From 2:00 pm to 4:00 am: Read the source code of RLE and some related blog posts.
From 7:00 pm to 8:00 am: Read the paper of Swin Transformer.
Do not mix ‘todo’ and ‘done’. Have you found out the reasons?
Test TFPose asap just in case there are potential errors.
2022/12/25
Hours on research:3 h
From 2:00 pm to 5:00 pm:
Continue to test TFPose, the current problem:
①Nan values often appear during network training.
② After submitting to the server, it is found that there will be bugs in the val part.
2022/12/26
Hours on research:4 h
From 7:00 pm to 11:00 pm:
Continue to test TFPose, solved the problem that the program could not run multiple gpus, and solved a newly discovered bug that would cause the model to crash in the last batch of training.
Please show me the test results!
2022/12/27
Hours on research:6 h
From 3:00 pm to 5:00 pm, 7:00 pm to 11:00 pm: debug TFPose
Under multi-gpus training, various bugs and various shape mismatch problems will occur in the last batch of training in each epoch. The location of the bug is after each epoch of training, so it takes a long time to debug the code to that location, and it takes two hours. For the current problem, I thought of another solution. If it still doesn’t work, I will redesign a small data set for debugging.
About the experimental results, I will debug as soon as possible.
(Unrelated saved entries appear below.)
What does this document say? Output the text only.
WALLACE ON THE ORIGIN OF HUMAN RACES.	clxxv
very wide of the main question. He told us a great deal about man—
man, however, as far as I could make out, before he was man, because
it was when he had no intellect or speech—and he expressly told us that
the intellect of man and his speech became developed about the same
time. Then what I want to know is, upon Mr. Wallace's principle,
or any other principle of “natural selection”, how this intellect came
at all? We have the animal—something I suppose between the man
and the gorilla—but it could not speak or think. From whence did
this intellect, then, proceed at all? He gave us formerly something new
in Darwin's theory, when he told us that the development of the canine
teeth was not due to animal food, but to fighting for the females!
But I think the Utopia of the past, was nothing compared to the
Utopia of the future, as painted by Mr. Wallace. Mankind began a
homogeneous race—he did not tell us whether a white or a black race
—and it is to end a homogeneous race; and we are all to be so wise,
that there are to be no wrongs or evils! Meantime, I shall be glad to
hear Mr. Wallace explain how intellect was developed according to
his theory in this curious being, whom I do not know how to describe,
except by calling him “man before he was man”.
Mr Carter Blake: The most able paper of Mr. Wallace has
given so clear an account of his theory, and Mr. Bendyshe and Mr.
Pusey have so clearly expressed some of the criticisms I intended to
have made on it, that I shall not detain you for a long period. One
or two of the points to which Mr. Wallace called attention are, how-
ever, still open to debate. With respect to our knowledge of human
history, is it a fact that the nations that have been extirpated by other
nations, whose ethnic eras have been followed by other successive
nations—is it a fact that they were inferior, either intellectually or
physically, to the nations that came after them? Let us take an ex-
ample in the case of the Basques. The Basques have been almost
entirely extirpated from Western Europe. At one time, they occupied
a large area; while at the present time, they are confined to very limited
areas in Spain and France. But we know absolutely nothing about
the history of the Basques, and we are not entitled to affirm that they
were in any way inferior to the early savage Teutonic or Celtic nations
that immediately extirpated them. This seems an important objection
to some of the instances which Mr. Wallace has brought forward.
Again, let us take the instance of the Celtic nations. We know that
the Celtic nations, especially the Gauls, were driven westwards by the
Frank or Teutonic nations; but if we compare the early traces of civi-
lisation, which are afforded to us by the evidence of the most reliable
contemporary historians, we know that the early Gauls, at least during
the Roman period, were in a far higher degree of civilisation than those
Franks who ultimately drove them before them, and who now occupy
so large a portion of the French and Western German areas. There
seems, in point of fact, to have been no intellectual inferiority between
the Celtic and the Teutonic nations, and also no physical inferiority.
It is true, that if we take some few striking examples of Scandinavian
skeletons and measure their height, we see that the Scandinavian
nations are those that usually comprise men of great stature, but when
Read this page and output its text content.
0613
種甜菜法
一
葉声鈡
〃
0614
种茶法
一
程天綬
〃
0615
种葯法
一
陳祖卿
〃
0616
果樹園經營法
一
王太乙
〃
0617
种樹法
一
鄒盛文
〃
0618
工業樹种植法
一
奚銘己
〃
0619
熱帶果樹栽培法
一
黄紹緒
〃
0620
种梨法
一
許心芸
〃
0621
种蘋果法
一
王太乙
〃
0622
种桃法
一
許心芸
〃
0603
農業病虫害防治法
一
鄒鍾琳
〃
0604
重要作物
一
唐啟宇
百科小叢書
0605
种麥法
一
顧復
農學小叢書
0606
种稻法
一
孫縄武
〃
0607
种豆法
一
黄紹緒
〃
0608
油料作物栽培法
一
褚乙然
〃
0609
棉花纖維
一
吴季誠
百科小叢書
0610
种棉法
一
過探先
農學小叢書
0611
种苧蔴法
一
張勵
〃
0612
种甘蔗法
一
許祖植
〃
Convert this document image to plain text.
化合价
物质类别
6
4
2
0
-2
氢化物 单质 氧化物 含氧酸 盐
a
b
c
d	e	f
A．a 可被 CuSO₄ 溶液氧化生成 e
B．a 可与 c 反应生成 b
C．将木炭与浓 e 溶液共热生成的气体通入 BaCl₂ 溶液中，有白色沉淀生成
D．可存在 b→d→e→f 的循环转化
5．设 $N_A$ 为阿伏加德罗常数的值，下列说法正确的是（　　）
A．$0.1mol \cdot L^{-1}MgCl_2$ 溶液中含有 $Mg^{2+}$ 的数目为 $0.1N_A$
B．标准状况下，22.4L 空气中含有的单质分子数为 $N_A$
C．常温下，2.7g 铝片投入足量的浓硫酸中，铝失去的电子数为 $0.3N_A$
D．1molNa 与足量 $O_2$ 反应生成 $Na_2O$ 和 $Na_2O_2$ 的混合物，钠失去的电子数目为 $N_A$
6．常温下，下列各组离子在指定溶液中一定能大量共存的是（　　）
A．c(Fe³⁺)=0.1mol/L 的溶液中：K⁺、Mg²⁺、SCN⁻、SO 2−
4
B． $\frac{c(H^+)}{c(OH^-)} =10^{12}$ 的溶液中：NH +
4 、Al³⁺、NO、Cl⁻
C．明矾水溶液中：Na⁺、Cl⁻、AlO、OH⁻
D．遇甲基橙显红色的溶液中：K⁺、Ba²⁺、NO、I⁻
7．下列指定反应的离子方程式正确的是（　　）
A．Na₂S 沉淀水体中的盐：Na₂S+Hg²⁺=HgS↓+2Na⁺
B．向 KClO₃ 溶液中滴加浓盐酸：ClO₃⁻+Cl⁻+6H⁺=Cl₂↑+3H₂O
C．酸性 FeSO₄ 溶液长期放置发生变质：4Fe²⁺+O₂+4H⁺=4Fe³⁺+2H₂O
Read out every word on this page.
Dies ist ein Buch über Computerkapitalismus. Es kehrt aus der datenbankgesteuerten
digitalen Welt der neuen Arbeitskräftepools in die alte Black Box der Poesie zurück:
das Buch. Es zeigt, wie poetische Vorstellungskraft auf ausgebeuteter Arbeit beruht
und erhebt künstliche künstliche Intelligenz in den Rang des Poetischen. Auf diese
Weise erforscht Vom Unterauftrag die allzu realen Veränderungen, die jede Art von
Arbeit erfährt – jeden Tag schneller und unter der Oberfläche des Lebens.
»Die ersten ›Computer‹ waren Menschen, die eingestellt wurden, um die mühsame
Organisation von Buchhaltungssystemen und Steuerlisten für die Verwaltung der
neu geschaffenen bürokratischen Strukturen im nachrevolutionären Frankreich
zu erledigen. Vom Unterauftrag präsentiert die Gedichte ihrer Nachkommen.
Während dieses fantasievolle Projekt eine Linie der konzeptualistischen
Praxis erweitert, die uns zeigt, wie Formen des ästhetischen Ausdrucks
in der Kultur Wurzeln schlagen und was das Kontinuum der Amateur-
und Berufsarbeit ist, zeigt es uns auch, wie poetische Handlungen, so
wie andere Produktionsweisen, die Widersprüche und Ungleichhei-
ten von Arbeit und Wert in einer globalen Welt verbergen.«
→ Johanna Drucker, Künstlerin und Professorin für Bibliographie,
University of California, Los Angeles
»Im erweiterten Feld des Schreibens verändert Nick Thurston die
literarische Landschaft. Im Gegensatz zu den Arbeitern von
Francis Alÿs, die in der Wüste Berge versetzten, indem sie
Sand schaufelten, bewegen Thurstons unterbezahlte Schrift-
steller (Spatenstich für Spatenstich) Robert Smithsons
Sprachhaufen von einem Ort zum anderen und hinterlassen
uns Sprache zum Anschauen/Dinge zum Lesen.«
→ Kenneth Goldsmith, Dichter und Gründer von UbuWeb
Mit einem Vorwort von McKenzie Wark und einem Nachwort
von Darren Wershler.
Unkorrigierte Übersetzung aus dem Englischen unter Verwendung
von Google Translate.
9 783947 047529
You should consider reducing the training steps to save some debugging time. Also, do not use the whole training data for debugging. Small training data can do the same thing!
2022/12/28
Hours on research:6 h
From 3:00 pm to 5:00 pm, 7:00 pm to 11:00 pm: debug TFPose
After reducing the number of pictures in the dataset, I located the problem after debugging. The problem is that the number of the last batch of pictures in each epoch is less than batch_size, so the results of the last batch of training on multiple gpus cannot be merged. Under the current code logic, I have thought of many solutions but have not solved it. My current approach is to discard the last batch of pictures that do not meet the batch_size (less than 16 pictures). I will continue to find a solution to this problem, but for now I will put it on hold and debug other parts of the code to speed up the progress.
Then, I will debug other code, the code in the validate phase, and the code that calculates performance.
2022/12/29
Hours on research:3h
From 8:00 pm to 11:00 pm: debug TFPose
I’m sorry, I’m exhausted so I haven’t made much progress.
What still needs to be done is to debug the code. To be honest, I didn’t expect it to be so difficult. I thought that if the processed data and process were embedded in the original code, there would be many errors that I could not predict.
Debugging still leaves the validate part and the part of calculating the evaluation index. The validate part is very similar to the train part, but there are still problems that I’m working on. As for the deadline, I hope it will be next Tuesday. During this period I also need to submit a report on a project in the course.
Tomorrow’s weekly meeting, I plan to introduce the code I wrote.
2022/12/30
Hours on research:4h
From 7:00 pm to 11:00 pm: debug TFPose
Completed the debugging work on the validation part.
2022/12/31
Hours on research:5h
From 3:00 pm to 5:00 pm, 7:00 pm to 10:00 pm: debug TFPose
Locate the place where the value suddenly increases, and then limit the size of the value, and solve the problem that the loss will become nan later.